I'm writing test cases for a simple open-source utility using Perl's Test::More
module.
There are two bugs in the utility that, due to the way they interact, cause one of the test cases to pass. (I discovered the two bugs because there are other test cases where the two bugs don't cancel each other out.) If either bug is fixed (but not both), suddenly that test case starts failing. How should I annotate the test to deal with this situation?
Normally when there's a bug I simply mark the test as an expected failure with a reference to the bug report. In this case, I can't mark it as an expected failure because the test itself is not failing.
My default plan is to leave the test marked as expected to pass and just add a comment next to the test case explaining the situation. There are a few reasons why I don't like this:
- The passing test case gives a false sense of proper behavior.
- When a developer fixes one of the two bugs they might be surprised to see a newly failing test case. The comment next to the test case should make it easy to investigate the situation and change the test from expected pass to expected fail, but I still prefer to avoid surprises.

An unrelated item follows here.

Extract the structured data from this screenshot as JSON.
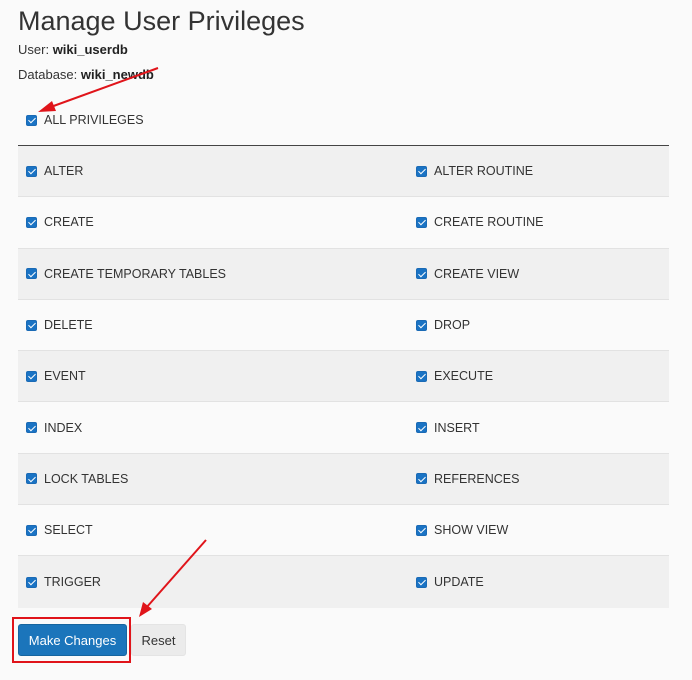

- When a commit intended to fix a bug causes a test to start failing, others will be suspicious of the bug fix (and the associated change to mark the test case as expected to fail).
- Suppose commit #1 fixes one of the bugs and marks the test case as expected to fail. Commit #2 fixes the other bug and marks the test case as expected to pass. Now commit #2 can't be cherry-picked to a release branch without either cherry-picking commit #1 or re-marking the test case as expected to fail. Cherry-picking commit #1 might be considered too risky for the release branch, but re-marking the test case increases the likelihood of introducing a merge conflict resolution error.
The Test::More
module (and the Test Anything Protocol) don't support marking a test as "accidental pass", but even if they did I don't know if that would be the right way to deal with this case.
How should I mark the test case to reduce the risk of future problems?